Is that not too radical? Well, it depends on whether one thinks damnation is a big problem or something of relatively small dimension. Jesus' argument rests on this point: that no cost is too great for avoiding hell.

This little section is actually quite amusing, Jesus is not actually illustrating how to deal with lust and adultery as much as he is setting up the principle that things must be removed if they cause sin. The implication seems to be that, if one is tempted to commit adultery, one should cut off the parts involved in adultery. This is a crowd which is made up of mostly men, I suspect, so the idea is "cut off even your testes and penis before you would commit adultery." See how Jesus can also be funny, in his own dark way?

“It was also said, ‘Whoever divorces his wife, let him give her a certificate of divorce.’ But I say to you that every one who divorces his wife, except on the ground of unchastity, makes her an adulteress; and whoever marries a divorced woman commits adultery." (vv. 31-32)

 Here, I remind that the Law was a national law, which means that at times the morality was made more lax for the sake of the people's ability to function.[2] Now Jesus is revealing, or making explicit, the fullness of the moral law, where divorce is not permitted (except on the grounds of unchastity).

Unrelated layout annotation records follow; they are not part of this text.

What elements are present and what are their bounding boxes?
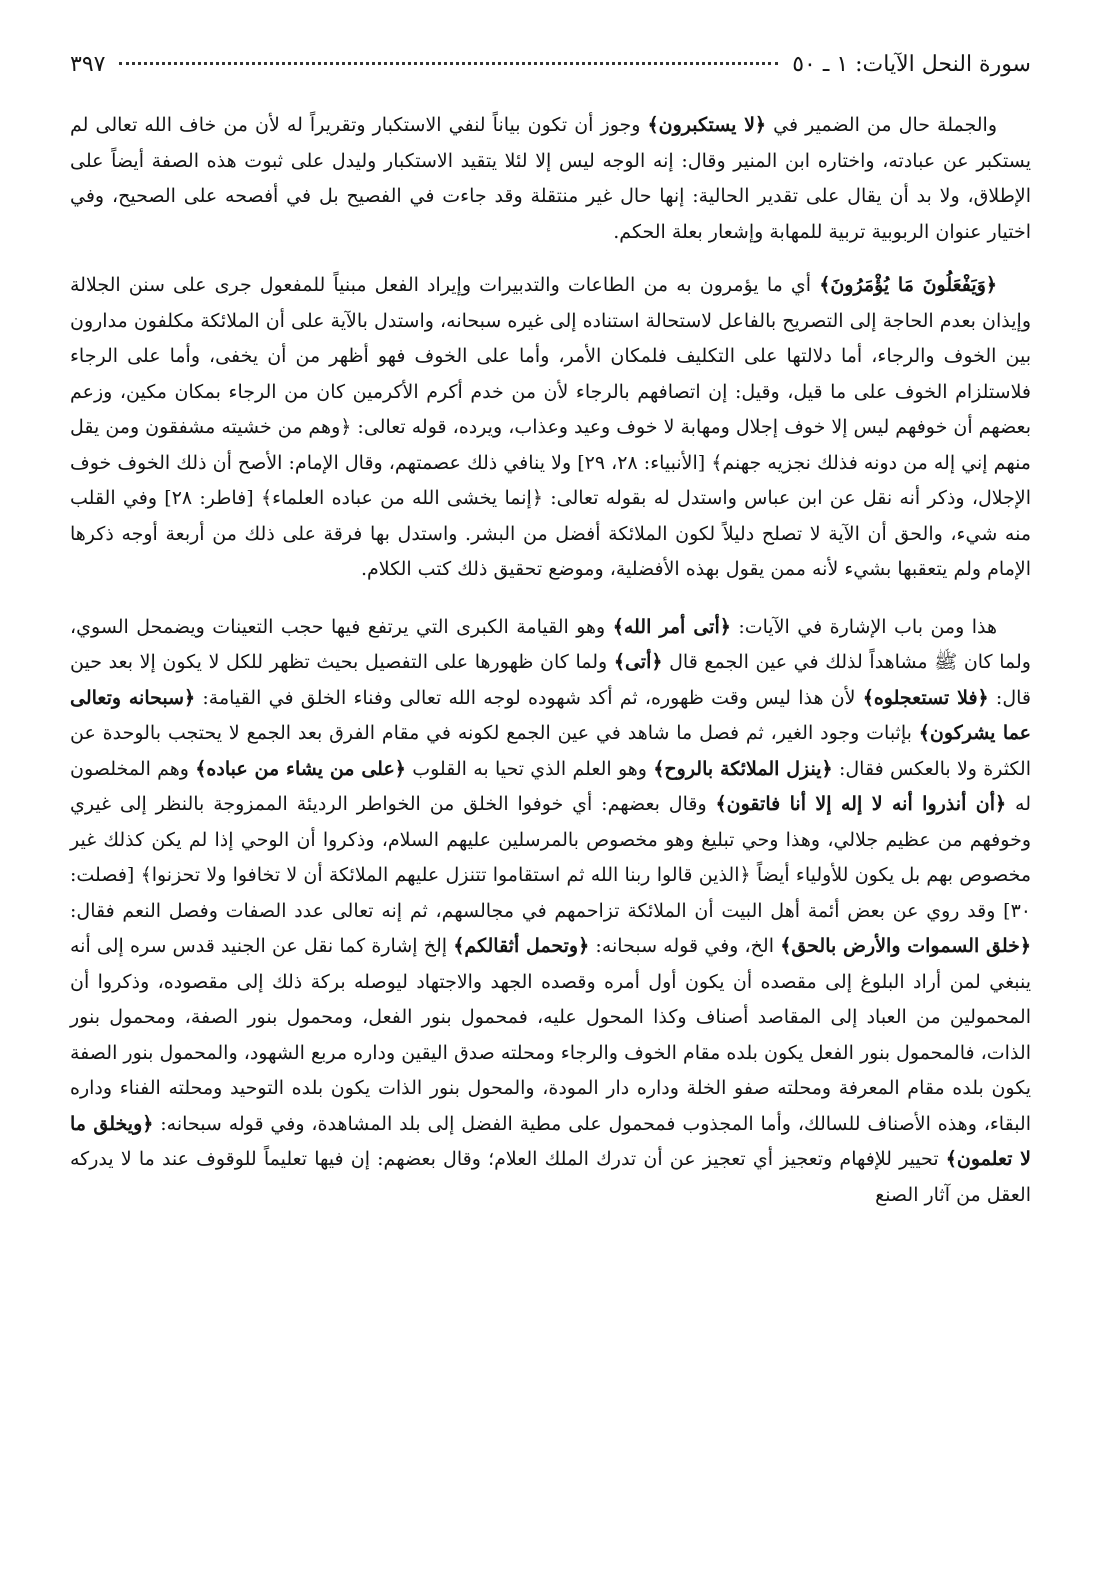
header-dotted-leader <box>119 62 778 65</box>
text-run: تحيير للإفهام وتعجيز أي تعجيز عن أن تدرك الملك العلام؛ وقال بعضهم: إن فيها تعليماً للوقوف عند ما لا يدركه العقل من آثار الصنع <box>70 1148 1031 1206</box>
quran-quote: ﴿فلا تستعجلوه﴾ <box>862 686 989 709</box>
quran-quote: ﴿وهم من خشيته مشفقون ومن يقل منهم إني إله من دونه فذلك نجزيه جهنم﴾ <box>70 416 1031 474</box>
quran-quote: ﴿على من يشاء من عباده﴾ <box>195 757 406 780</box>
text-run: أي ما يؤمرون به من الطاعات والتدبيرات وإيراد الفعل مبنياً للمفعول جرى على سنن الجلالة وإيذان بعدم الحاجة إلى التصريح بالفاعل لاستحالة استناده إلى غيره سبحانه، واستدل بالآية على أن الملائكة مكلفون مدارون بين الخوف والرجاء، أما دلالتها على التكليف فلمكان الأمر، وأما على الخوف فهو أظهر من أن يخفى، وأما على الرجاء فلاستلزام الخوف على ما قيل، وقيل: إن اتصافهم بالرجاء لأن من خدم أكرم الأكرمين كان من الرجاء بمكان مكين، وزعم بعضهم أن خوفهم ليس إلا خوف إجلال ومهابة لا خوف وعيد وعذاب، ويرده، قوله تعالى: <box>70 274 1031 438</box>
text-run: والجملة حال من الضمير في <box>766 114 998 136</box>
text-run: وهم المخلصون له <box>70 757 1032 815</box>
page-number: ٣٩٧ <box>70 52 106 77</box>
text-run: وجوز أن تكون بياناً لنفي الاستكبار وتقريراً له لأن من خاف الله تعالى لم يستكبر عن عبادته، واختاره ابن المنير وقال: إنه الوجه ليس إلا لئلا يتقيد الاستكبار وليدل على ثبوت هذه الصفة أيضاً على الإطلاق، ولا بد أن يقال على تقدير الحالية: إنها حال غير منتقلة وقد جاءت في الفصيح بل في أفصحه على الصحيح، وفي اختيار عنوان الربوبية تربية للمهابة وإشعار بعلة الحكم. <box>70 114 1031 243</box>
quran-quote: ﴿سبحانه وتعالى عما يشركون﴾ <box>70 686 1031 744</box>
quran-quote: ﴿ويخلق ما لا تعلمون﴾ <box>70 1112 1031 1170</box>
quran-quote: ﴿لا يستكبرون﴾ <box>647 114 767 136</box>
quran-quote: ﴿خلق السموات والأرض بالحق﴾ <box>780 935 1032 957</box>
quran-quote: ﴿الذين قالوا ربنا الله ثم استقاموا تتنزل عليهم الملائكة أن لا تخافوا ولا تحزنوا﴾ <box>140 864 751 886</box>
text-run: وقال بعضهم: أي خوفوا الخلق من الخواطر الرديئة الممزوجة بالنظر إلى غيري وخوفهم من عظيم جلالي، وهذا وحي تبليغ وهو مخصوص بالمرسلين عليهم السلام، وذكروا أن الوحي إذا لم يكن كذلك غير مخصوص بهم بل يكون للأولياء أيضاً <box>70 793 1032 886</box>
quran-quote: ﴿وَيَفْعَلُونَ مَا يُؤْمَرُونَ﴾ <box>819 274 998 296</box>
paragraph-1 <box>70 108 1031 250</box>
text-run: وهو العلم الذي تحيا به القلوب <box>405 757 654 780</box>
text-run: [فصلت: ٣٠] وقد روي عن بعض أئمة أهل البيت أن الملائكة تزاحمهم في مجالسهم، ثم إنه تعالى عدد الصفات وفصل النعم فقال: <box>70 864 1031 922</box>
surah-header-title: سورة النحل الآيات: ١ ـ ٥٠ <box>792 52 1031 77</box>
quran-quote: ﴿وتحمل أثقالكم﴾ <box>453 935 590 957</box>
quran-quote: ﴿إنما يخشى الله من عباده العلماء﴾ <box>260 487 543 509</box>
running-header <box>70 52 1031 96</box>
text-run: ولما كان ظهورها على التفصيل بحيث تظهر للكل لا يكون إلا بعد حين قال: <box>70 651 1031 709</box>
text-run: هذا ومن باب الإشارة في الآيات: <box>730 615 997 638</box>
paragraph-3 <box>70 610 1031 1214</box>
text-run: [الأنبياء: ٢٨، ٢٩] ولا ينافي ذلك عصمتهم، وقال الإمام: الأصح أن ذلك الخوف خوف الإجلال، وذكر أنه نقل عن ابن عباس واستدل له بقوله تعالى: <box>70 451 1031 509</box>
text-run: بإثبات وجود الغير، ثم فصل ما شاهد في عين الجمع لكونه في مقام الفرق بعد الجمع لا يحتجب بالوحدة عن الكثرة ولا بالعكس فقال: <box>70 722 1031 780</box>
quran-quote: ﴿أتى أمر الله﴾ <box>612 615 731 638</box>
quran-quote: ﴿أتى﴾ <box>613 651 663 673</box>
quran-quote: ﴿ينزل الملائكة بالروح﴾ <box>653 757 833 780</box>
text-run: إلخ إشارة كما نقل عن الجنيد قدس سره إلى أنه ينبغي لمن أراد البلوغ إلى مقصده أن يكون أول أمره وقصده الجهد والاجتهاد ليوصله بركة ذلك إلى مقصوده، وذكروا أن المحمولين من العباد إلى المقاصد أصناف وكذا المحول عليه، فمحمول بنور الفعل، ومحمول بنور الصفة، ومحمول بنور الذات، فالمحمول بنور الفعل يكون بلده مقام الخوف والرجاء ومحلته صدق اليقين وداره مربع الشهود، والمحمول بنور الصفة يكون بلده مقام المعرفة ومحلته صفو الخلة وداره دار المودة، والمحول بنور الذات يكون بلده التوحيد ومحلته الفناء وداره البقاء، وهذه الأصناف للسالك، وأما المجذوب فمحمول على مطية الفضل إلى بلد المشاهدة، وفي قوله سبحانه: <box>70 935 1031 1135</box>
text-run: لأن هذا ليس وقت ظهوره، ثم أكد شهوده لوجه الله تعالى وفناء الخلق في القيامة: <box>195 686 863 709</box>
text-run: وهو القيامة الكبرى التي يرتفع فيها حجب التعينات ويضمحل السوي، ولما كان ﷺ مشاهداً لذلك في عين الجمع قال <box>70 615 1031 673</box>
text-run: الخ، وفي قوله سبحانه: <box>589 935 781 957</box>
quran-quote: ﴿أن أنذروا أنه لا إله إلا أنا فاتقون﴾ <box>715 793 1007 815</box>
commentary-text <box>70 108 1031 1213</box>
text-run: [فاطر: ٢٨] وفي القلب منه شيء، والحق أن الآية لا تصلح دليلاً لكون الملائكة أفضل من البشر. واستدل بها فرقة على ذلك من أربعة أوجه ذكرها الإمام ولم يتعقبها بشيء لأنه ممن يقول بهذه الأفضلية، وموضع تحقيق ذلك كتب الكلام. <box>70 487 1031 580</box>
paragraph-2 <box>70 268 1031 588</box>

There is actually some debate about whether the Greek is correctly understood as "unchastity," but I will have to trust the translators since I am not able to judge for myself.

From this section alone, Jesus explains the moral law as saying that no longer may it be deemed fine to divorce except under very particular circumstances. The companion passage on divorce in St Matthew's writings is Matthew 19, but let me not confuse teachings, and centre primarily on this text here.

Jesus' rationale is interesting, because it is not immediately obvious why divorce makes the wife an adulteress. Is it because she will be forced to re-marry, since at that time being a single woman was practically impossible? I think this is the most likely explanation. Why is it unchastity? Very simple: divorce does not really exist. Issuing a certificate of divorce cannot separate the man and woman united in marriage, because no such thing can annul a covenant. So when one attempts to remarry and begins marital relations, what happens? One is having sex outside true wedlock, and is therefore committing adultery. That is why whoever marries a divorced woman commits adultery - she is the wife of another person.

The interesting consequence of this is that marrying a woman who was divorced, but whose husband has now died, is no longer adultery under that logic. The ending of the covenant of marriage at death was the idea that St Paul appeals to in Romans 7 - although with Jesus conquering death, it is not entirely obvious that now marriage can endure and conquer death too.   

How should this play out in the Church and in the world? Well, it is my opinion that the defenders of marriage as it has universally been understood (between members of opposite sex), throughout most cultures and times, lost their battle when they allowed divorce. What demeans the institution more, hitherto unheard of unions or complete freedom to break off at whim? It is my contention that secular legalization of divorce is a far greater evil, has and will continue to produce far more broken families, children without both parents, than same-sex marriage will. Does that mean same-sex marriage is just fine, since marriage is already broken? It does not follow in the slightest. Still, one's platform is backwards if one is pro-divorce but against same-sex marriage.

Amidst all the wordliness that has crept into Christendom, it is reassuring that the Church has stuck by her commitment to the truth, even though all of England went Anglican because she would not compromise and let a randy monarch have a divorce, and even though many hate her for it.


[1] If this is the correct analogy being made, then it follows that desire for sexuality after one's own husband or wife is not lust, and not sinful.
[2] Jesus will later say that divorce was permitted because of the hardness of heart of the Israelites - permitted in Deuteronomy, though, which is the second law.